Ahí apareció José Mourinho.
El nuevo entrenador, según apunta Marca, ha sido determinante para sellar la continuidad del francés. El técnico portugués ha llegado con plenos poderes sobre la planificación deportiva y ha dejado claro desde el primer minuto que Tchouameni es innegociable, la pieza que quiere como ancla en su centro del campo.
Su influencia no se limita al banquillo. Con el control sobre los movimientos de la plantilla, Mourinho ha empujado a la cúpula a ofrecer un contrato de largo recorrido al mediocentro. El mensaje interno es inequívoco: alrededor de jugadores como él se construye el próximo proyecto.
Tchouameni, de 26 años, responde con compromiso. Se siente valorado, se siente imprescindible y decide cerrar la puerta a cualquier salida en el momento en que su nombre más sonaba lejos de Chamartín.
El Madrid retiene a su ancla
La decisión del club blanco no es solo económica. Es estratégica. En un mercado que paga cifras desorbitadas por mediocentros de élite, el Madrid ha optado por asegurar un perfil que escasea: físico, lectura táctica, despliegue, capacidad para sostener al equipo en los dos campos.
Renovar hasta 2031 significa construir a largo plazo. Significa confiar en que Tchouameni lidere el centro del campo en los próximos grandes ciclos competitivos, con o sin cambios de entrenador, con o sin nuevas estrellas a su alrededor.

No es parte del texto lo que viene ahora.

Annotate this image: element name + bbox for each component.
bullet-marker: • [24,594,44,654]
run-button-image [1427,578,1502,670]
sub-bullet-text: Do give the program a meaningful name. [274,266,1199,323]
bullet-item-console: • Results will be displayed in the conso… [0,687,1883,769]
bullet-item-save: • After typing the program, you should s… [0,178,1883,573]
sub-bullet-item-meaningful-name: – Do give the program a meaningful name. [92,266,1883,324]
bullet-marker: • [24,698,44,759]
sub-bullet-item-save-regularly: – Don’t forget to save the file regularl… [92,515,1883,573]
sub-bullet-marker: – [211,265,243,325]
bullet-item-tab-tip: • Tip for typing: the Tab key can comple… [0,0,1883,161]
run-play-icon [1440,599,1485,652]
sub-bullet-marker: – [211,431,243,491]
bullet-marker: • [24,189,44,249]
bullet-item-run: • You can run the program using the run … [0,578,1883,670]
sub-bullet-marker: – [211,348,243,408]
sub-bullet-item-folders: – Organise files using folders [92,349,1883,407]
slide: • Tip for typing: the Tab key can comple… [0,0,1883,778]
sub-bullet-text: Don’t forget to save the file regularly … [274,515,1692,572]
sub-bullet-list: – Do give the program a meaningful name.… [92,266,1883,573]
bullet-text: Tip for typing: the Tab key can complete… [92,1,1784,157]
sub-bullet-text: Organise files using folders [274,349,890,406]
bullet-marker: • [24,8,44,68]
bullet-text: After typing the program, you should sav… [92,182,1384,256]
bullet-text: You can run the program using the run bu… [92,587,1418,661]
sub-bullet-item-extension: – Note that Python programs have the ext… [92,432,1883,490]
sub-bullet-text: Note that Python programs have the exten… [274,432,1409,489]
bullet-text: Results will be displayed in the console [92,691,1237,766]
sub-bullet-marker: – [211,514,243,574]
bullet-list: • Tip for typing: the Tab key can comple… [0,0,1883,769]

Para el United, en cambio, la noticia es un golpe directo a su planificación deportiva. Pierde a su objetivo principal, vuelve a quedar expuesto por sus titubeos en las negociaciones recientes y se ve obligado a acudir a alternativas. El mercado no espera, y los grandes mediocentros tampoco.
Del despacho al Mundial
Sellado el acuerdo, el foco inmediato del francés cambia de escenario. Ahora todo pasa por la selección. Tchouameni centra su mirada en el Mundial con Francia, donde regresa tras superar una lesión muscular que le dejó fuera del duelo de octavos de final ante Paraguay.
El mediocentro ya se entrena con normalidad en Bentley y apunta al choque clave frente a Marruecos. Su regreso supone un alivio para Didier Deschamps, que recupera a su hombre puente entre defensa y ataque justo antes de una eliminatoria que promete un desgaste físico enorme.
Francia gana músculo y equilibrio. El Madrid asegura a su ancla para casi una década. El United se queda sin su gran deseado.
La pregunta, a partir de ahora, ya no es dónde jugará Tchouameni, sino hasta dónde puede llegar liderando el centro del campo del Real Madrid y de la campeona del mundo en los próximos años.